Spicy Instant Pot Pozole - Spicy Variation
If you gotta have that spice, I’ve got your spicy Pozole variation covered!
- Add 1-2 teaspoons of red pepper flakes
- Add up to ½ teaspoon cayenne pepper
- Toss in some fresh or dried chiles during the Saute step, before the lid goes on the Instant Pot
- Garnish with fresh or pickled jalapenos or other spicy pepper
An Instant Pot, of course! Or another type of pressure cooker. I own and use this 8-quart beauty, but this recipe will work with 6-quart models as well:
Alternate Cooking Methods
If you'd prefer, you can certainly prepare this Pork Pozole Blanco on the stovetop or in a slow cooker (or in your Instant Pot on the Slow Cooker setting!).
I recommend sauteing the onion and garlic beforehand, but it's not required (for either the stovetop or the slow cooker).
If you want to prepare this pozole on the stovetop, you'll want to simmer the soup for 2-3 hours over medium-low heat, covered. You'll want to wait to add the canned hominy until just before serving.
If using a slow cooker, cover and cook on low for at least 8 hours. You'll want to wait to add the canned hominy until just before serving.
Storage and Reheating
Store leftover Instant Pozole in the fridge for up to 5 days.
You may notice a layer of fat that hardens on top of your leftovers; go ahead and skim that off the top before reheating.
You might also notice that your leftovers are jiggly, having a thick, gelatinous quality.
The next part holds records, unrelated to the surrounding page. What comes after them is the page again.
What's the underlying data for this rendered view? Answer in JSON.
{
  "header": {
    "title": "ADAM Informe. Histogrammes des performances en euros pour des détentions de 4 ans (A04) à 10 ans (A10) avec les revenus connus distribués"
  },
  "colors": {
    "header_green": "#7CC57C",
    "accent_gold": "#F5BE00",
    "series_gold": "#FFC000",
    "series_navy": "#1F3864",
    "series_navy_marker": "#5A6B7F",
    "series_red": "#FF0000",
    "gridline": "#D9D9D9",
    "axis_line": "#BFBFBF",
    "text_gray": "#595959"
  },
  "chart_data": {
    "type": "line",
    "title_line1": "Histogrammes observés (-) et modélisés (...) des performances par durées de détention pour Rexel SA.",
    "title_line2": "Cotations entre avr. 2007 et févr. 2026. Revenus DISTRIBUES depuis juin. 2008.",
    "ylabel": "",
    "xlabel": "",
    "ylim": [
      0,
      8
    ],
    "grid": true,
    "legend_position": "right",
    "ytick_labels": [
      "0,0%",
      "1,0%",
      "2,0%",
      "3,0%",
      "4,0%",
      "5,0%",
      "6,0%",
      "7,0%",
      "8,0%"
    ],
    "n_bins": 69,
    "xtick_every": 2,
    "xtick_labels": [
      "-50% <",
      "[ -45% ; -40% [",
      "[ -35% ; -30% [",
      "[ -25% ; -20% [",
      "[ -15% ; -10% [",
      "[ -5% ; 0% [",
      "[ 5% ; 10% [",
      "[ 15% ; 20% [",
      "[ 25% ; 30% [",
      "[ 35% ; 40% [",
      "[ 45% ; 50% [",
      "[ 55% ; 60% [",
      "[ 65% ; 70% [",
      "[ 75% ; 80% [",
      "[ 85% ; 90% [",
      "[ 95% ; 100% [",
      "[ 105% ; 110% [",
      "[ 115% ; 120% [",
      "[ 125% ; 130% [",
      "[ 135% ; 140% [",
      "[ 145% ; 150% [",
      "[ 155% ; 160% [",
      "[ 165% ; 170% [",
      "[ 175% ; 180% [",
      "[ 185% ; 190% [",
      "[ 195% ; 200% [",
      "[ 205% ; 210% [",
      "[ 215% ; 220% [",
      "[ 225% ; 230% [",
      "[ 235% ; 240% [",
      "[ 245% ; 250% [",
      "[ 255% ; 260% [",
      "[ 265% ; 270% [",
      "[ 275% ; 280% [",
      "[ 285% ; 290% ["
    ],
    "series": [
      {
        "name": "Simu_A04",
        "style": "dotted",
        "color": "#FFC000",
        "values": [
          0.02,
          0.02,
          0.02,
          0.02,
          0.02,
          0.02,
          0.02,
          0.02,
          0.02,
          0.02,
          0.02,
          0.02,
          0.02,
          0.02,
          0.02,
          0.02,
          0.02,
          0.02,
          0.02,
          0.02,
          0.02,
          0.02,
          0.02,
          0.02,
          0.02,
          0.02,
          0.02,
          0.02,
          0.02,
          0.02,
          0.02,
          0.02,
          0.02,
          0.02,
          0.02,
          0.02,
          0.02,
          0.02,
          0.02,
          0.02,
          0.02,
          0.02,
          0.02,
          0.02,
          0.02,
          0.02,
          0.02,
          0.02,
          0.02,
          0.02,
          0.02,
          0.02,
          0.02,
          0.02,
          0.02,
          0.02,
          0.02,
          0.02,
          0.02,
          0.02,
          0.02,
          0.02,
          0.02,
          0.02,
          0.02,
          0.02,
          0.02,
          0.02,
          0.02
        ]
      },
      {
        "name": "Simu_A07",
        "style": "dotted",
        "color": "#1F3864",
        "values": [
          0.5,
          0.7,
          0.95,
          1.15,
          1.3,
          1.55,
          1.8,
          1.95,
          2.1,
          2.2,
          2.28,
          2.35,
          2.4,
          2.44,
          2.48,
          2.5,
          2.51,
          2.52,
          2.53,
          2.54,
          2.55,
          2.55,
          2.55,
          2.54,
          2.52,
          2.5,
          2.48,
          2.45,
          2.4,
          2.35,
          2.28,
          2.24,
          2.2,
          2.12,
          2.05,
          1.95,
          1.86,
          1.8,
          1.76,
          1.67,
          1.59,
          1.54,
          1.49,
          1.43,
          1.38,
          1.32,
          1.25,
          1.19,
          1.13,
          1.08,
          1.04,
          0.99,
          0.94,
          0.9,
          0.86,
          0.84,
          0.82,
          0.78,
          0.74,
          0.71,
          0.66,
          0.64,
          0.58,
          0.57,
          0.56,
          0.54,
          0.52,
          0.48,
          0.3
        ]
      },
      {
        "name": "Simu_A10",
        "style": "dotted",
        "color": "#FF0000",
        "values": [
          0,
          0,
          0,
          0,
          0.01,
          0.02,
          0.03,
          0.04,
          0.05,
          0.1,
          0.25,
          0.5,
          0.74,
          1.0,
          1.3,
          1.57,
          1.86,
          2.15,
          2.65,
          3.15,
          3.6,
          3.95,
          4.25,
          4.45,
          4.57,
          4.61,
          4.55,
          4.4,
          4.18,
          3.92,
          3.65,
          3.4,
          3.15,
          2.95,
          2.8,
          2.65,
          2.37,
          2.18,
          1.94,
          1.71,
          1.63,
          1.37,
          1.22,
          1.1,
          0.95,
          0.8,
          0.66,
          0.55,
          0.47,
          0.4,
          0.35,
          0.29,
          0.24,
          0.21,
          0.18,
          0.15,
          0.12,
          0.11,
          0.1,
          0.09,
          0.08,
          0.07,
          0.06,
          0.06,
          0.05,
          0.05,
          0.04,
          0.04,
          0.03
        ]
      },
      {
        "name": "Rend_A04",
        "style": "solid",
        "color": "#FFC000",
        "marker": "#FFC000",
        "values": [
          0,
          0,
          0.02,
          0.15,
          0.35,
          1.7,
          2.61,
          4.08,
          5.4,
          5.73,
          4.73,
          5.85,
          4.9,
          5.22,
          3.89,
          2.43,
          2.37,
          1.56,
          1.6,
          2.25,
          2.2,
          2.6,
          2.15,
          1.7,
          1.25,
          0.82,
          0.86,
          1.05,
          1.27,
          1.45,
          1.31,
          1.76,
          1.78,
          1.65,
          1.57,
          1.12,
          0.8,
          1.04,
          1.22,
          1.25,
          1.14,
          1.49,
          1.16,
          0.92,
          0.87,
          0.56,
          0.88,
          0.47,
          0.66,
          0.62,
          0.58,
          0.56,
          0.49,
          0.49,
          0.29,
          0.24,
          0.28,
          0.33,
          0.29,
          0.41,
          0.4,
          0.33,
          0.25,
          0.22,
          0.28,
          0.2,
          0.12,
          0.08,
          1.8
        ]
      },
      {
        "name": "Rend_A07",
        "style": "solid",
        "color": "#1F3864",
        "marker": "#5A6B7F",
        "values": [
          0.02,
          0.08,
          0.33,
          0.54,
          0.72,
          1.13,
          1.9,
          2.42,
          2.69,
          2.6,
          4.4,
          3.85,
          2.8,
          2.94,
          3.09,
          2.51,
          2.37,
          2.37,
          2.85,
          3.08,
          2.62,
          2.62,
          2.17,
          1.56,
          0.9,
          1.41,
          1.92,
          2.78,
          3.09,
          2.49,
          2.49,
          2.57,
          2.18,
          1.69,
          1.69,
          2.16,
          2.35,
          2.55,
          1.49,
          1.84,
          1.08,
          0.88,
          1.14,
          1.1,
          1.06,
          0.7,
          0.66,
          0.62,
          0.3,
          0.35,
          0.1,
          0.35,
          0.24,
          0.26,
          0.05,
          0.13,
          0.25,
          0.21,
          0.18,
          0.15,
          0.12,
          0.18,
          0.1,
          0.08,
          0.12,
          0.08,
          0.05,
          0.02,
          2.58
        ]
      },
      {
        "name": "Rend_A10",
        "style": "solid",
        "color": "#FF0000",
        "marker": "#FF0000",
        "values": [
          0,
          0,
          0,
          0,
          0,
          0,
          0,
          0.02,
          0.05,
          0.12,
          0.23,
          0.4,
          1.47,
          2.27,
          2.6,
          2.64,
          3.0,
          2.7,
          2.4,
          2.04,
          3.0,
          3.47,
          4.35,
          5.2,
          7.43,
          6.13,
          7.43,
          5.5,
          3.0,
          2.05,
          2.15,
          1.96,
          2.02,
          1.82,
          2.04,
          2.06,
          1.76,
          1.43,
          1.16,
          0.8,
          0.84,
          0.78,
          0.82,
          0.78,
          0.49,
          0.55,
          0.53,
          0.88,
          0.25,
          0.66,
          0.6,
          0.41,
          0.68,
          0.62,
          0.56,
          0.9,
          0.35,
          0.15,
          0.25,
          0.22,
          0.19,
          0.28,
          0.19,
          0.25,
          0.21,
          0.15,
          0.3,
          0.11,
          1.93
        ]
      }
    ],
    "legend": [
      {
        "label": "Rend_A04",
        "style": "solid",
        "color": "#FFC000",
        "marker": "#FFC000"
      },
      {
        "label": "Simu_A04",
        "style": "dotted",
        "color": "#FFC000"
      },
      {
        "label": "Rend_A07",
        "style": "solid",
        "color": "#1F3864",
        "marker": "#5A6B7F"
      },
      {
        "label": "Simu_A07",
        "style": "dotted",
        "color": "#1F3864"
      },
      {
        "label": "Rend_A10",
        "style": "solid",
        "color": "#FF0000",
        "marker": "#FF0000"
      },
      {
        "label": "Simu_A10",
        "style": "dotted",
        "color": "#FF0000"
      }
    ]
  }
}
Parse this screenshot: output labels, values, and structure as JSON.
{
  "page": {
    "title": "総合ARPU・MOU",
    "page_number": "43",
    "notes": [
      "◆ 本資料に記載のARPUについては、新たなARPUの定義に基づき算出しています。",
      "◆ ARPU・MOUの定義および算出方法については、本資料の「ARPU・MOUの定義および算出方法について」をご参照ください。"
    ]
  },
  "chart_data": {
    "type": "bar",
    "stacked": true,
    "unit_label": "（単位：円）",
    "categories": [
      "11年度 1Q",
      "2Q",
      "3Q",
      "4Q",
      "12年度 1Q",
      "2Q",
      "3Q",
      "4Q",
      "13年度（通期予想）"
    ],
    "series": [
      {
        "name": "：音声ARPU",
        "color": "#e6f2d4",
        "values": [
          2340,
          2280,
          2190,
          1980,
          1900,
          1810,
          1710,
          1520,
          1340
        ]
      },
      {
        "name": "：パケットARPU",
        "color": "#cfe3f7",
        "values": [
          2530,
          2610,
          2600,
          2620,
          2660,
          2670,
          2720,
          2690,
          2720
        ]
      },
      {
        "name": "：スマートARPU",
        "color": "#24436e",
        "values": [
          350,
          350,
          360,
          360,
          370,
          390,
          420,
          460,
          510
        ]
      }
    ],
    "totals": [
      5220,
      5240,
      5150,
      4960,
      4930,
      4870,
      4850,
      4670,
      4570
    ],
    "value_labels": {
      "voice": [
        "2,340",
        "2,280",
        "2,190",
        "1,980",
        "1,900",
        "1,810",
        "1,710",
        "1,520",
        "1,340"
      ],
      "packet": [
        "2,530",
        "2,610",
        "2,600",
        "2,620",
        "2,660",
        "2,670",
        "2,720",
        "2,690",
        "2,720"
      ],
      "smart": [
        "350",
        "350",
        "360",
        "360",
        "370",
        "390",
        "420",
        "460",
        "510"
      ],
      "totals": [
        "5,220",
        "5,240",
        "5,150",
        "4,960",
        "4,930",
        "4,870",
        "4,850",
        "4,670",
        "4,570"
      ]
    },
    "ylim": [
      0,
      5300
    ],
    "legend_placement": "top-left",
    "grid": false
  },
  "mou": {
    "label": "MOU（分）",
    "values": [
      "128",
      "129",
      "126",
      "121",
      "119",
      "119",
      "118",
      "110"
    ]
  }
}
This is thanks to the collagen and fat released during cooking and will revert back to a liquid state once re-heated.
Store leftover Instant Pot Pozole in the freezer for up to 6 months. For maximum enjoyment, however, use within 3 months. Thaw in the refrigerator before reheating.
Reheat desired amount of pozole in a pot on the stovetop, covered. Bring to a gentle boil, stirring occasionally, then remove from heat. Or, microwave that soup. A couple of minutes should do it!
Instant Pot Pozole
- 1 smoked ham hock (around 2 - 2 ½ pounds)
- 1 quart water or cooking stock/broth (4 cups)
- 2 tablespoons olive oil or bacon grease
- 1 large yellow onion
- 1 head garlic (or 8-10 garlic cloves)
- 1 29-ounce can hominy (don’t drain)
- 1 teaspoon Mexican oregano
- ½ teaspoon thyme
- 1 teaspoon cumin
- salt, to taste* (I recommend adding 1 ½ teaspoons at the very end if using water)
- Roughly chop the onion and peel the garlic. Add onion and garlic to a food processor and Pulse a few times, until the onion and garlic are finely minced.
- Add olive oil or bacon grease and the chopped onion and garlic to the Instant Pot. Saute onion and garlic for 7 minutes by setting the Instant Pot to Saute (normal).
- Add ham hock and water (or stock/broth). Pressure cook for 20 minutes at High Pressure (normal).
- If possible, let natural release, which will take 15-20 minutes; otherwise, it’s okay to do a manual release shortly after cooking has finished.
- Remove ham hock. Add hominy and liquid and Saute for 7 minutes; this will help the soup reduce. Stir occasionally.
- Shred ham hock while hominy cooks and immediately add it back into the pozole.
- Taste as it cooks and adjust with additional seasonings if desired.
- Serve with shredded cabbage, sliced radishes, lime wedges, etc.